Kemmal wrapped his arms around his knees and swayed slightly back and forth. Alessid recognized it as a habit of childhood when he was thinking very hard. “You want us to work hazziri of a special, particular kind, a kind that Abb Shagara would probably not approve.”
“I do.”
Kammil was nodding slowly. With the measured style of speech of the noblemen he descended from, he said, “This summer we have reviewed with the mouallimas the lessons of long ago. What we did not fully remember took us but a short time to relearn. They have taught us more, and more esoteric, knowledge. Give us leave, Ab’ya, to consult with each other for a day, and we will tell you what can be done and not done.”
“You have that leave. Shall I tell you what I need, or will you be able to guess?”
Both young men smiled, and Alessid was content.

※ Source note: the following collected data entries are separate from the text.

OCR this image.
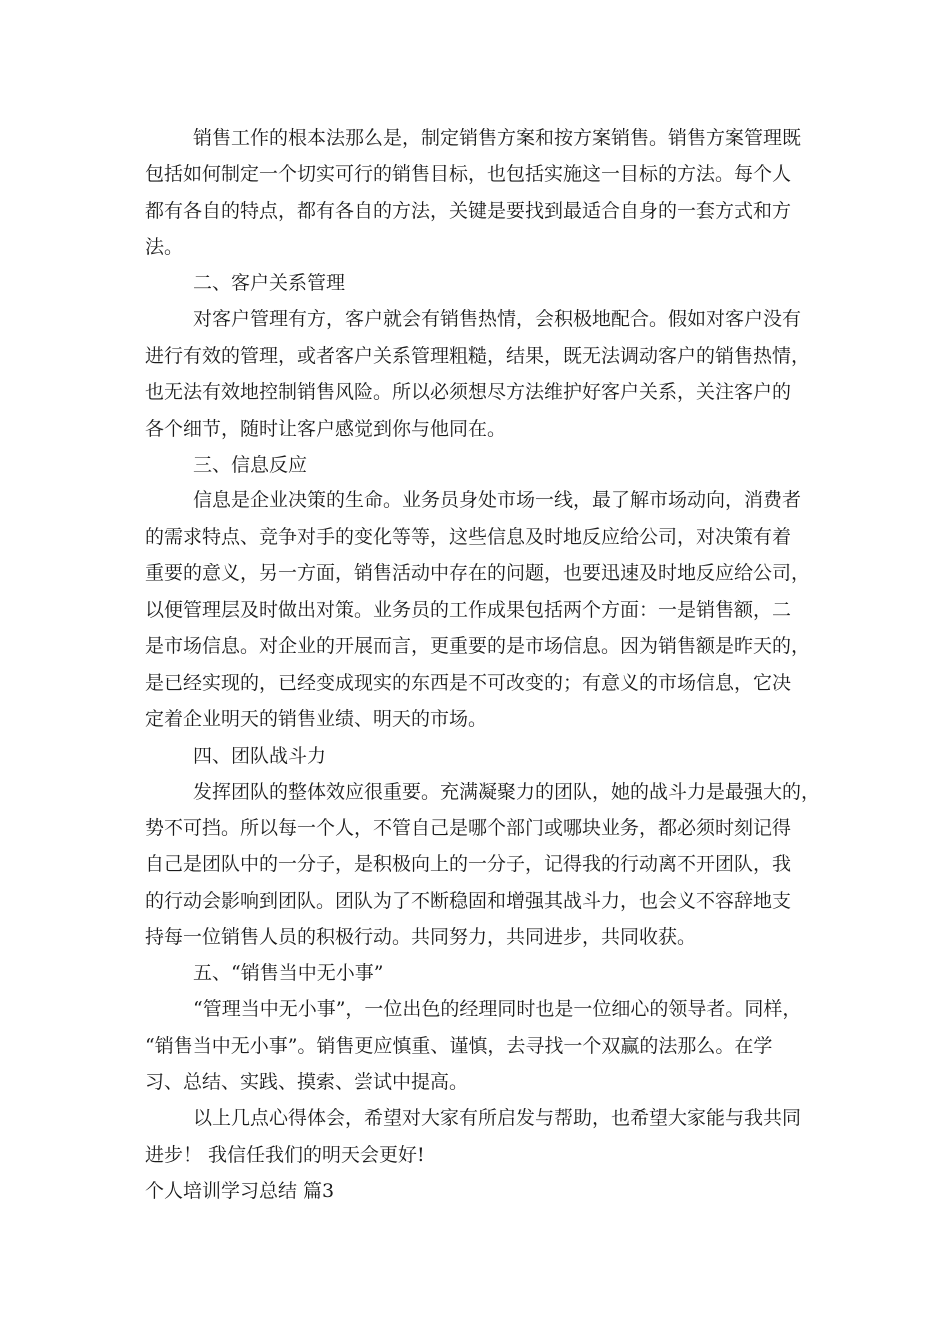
销售工作的根本法那么是，制定销售方案和按方案销售。销售方案管理既
包括如何制定一个切实可行的销售目标，也包括实施这一目标的方法。每个人
都有各自的特点，都有各自的方法，关键是要找到最适合自身的一套方式和方
法。
二、客户关系管理
对客户管理有方，客户就会有销售热情，会积极地配合。假如对客户没有
进行有效的管理，或者客户关系管理粗糙，结果，既无法调动客户的销售热情，
也无法有效地控制销售风险。所以必须想尽方法维护好客户关系，关注客户的
各个细节，随时让客户感觉到你与他同在。
三、信息反应
信息是企业决策的生命。业务员身处市场一线，最了解市场动向，消费者
的需求特点、竞争对手的变化等等，这些信息及时地反应给公司，对决策有着
重要的意义，另一方面，销售活动中存在的问题，也要迅速及时地反应给公司，
以便管理层及时做出对策。业务员的工作成果包括两个方面：一是销售额，二
是市场信息。对企业的开展而言，更重要的是市场信息。因为销售额是昨天的，
是已经实现的，已经变成现实的东西是不可改变的；有意义的市场信息，它决
定着企业明天的销售业绩、明天的市场。
四、团队战斗力
发挥团队的整体效应很重要。充满凝聚力的团队，她的战斗力是最强大的，
势不可挡。所以每一个人，不管自己是哪个部门或哪块业务，都必须时刻记得
自己是团队中的一分子，是积极向上的一分子，记得我的行动离不开团队，我
的行动会影响到团队。团队为了不断稳固和增强其战斗力，也会义不容辞地支
持每一位销售人员的积极行动。共同努力，共同进步，共同收获。
五、“销售当中无小事”
“管理当中无小事”，一位出色的经理同时也是一位细心的领导者。同样，
“销售当中无小事”。销售更应慎重、谨慎，去寻找一个双赢的法那么。在学
习、总结、实践、摸索、尝试中提高。
以上几点心得体会，希望对大家有所启发与帮助，也希望大家能与我共同
进步！ 我信任我们的明天会更好!
个人培训学习总结 篇3
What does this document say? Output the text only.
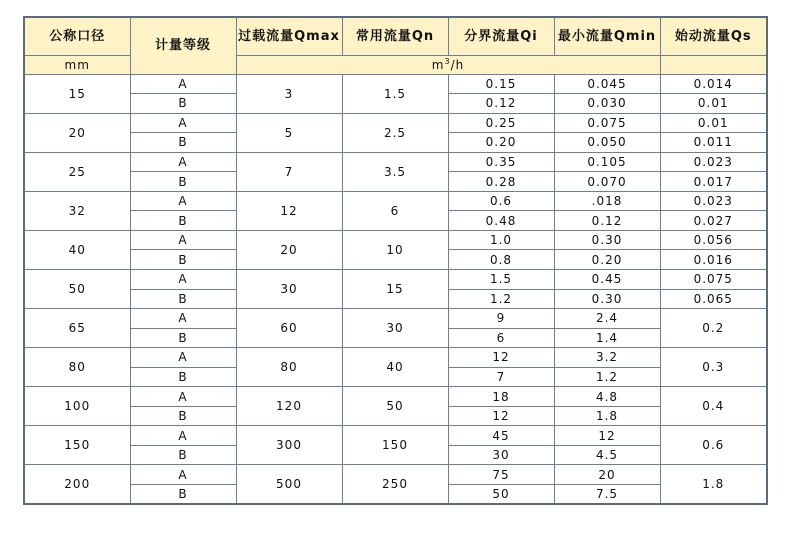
公称口径	计量等级	过载流量Qmax	常用流量Qn	分界流量Qi	最小流量Qmin	始动流量Qs
mm		$m^3/h$				
15	A	3	1.5	0.15	0.045	0.014
	B			0.12	0.030	0.01
20	A	5	2.5	0.25	0.075	0.01
	B			0.20	0.050	0.011
25	A	7	3.5	0.35	0.105	0.023
	B			0.28	0.070	0.017
32	A	12	6	0.6	.018	0.023
	B			0.48	0.12	0.027
40	A	20	10	1.0	0.30	0.056
	B			0.8	0.20	0.016
50	A	30	15	1.5	0.45	0.075
	B			1.2	0.30	0.065
65	A	60	30	9	2.4	0.2
	B			6	1.4	
80	A	80	40	12	3.2	0.3
	B			7	1.2	
100	A	120	50	18	4.8	0.4
	B			12	1.8	
150	A	300	150	45	12	0.6
	B			30	4.5	
200	A	500	250	75	20	1.8
	B			50	7.5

They had grown in confidence and knowledge during their three years away from the Shagara, and now that they knew what they were, there was a new dignity and consciousness of worth. Whereas it had been difficult at first for him to meet them as men and not as his little boys, now he was glad he had chosen marriage for them instead of the other path.
The son of a Shagara mother with Haddiyat men in her line had two alternatives on reaching fourteen years of age: try to father a child on a Shagara girl who had chosen to give a baby to the tribe before she married (which many girls did), or wait another year and marry. If, after three years, no child had come of the marriage, the young man was divorced. There were formal tests to determine whether he was truly Haddiyat, but cases where infertility was the woman’s fault were rare.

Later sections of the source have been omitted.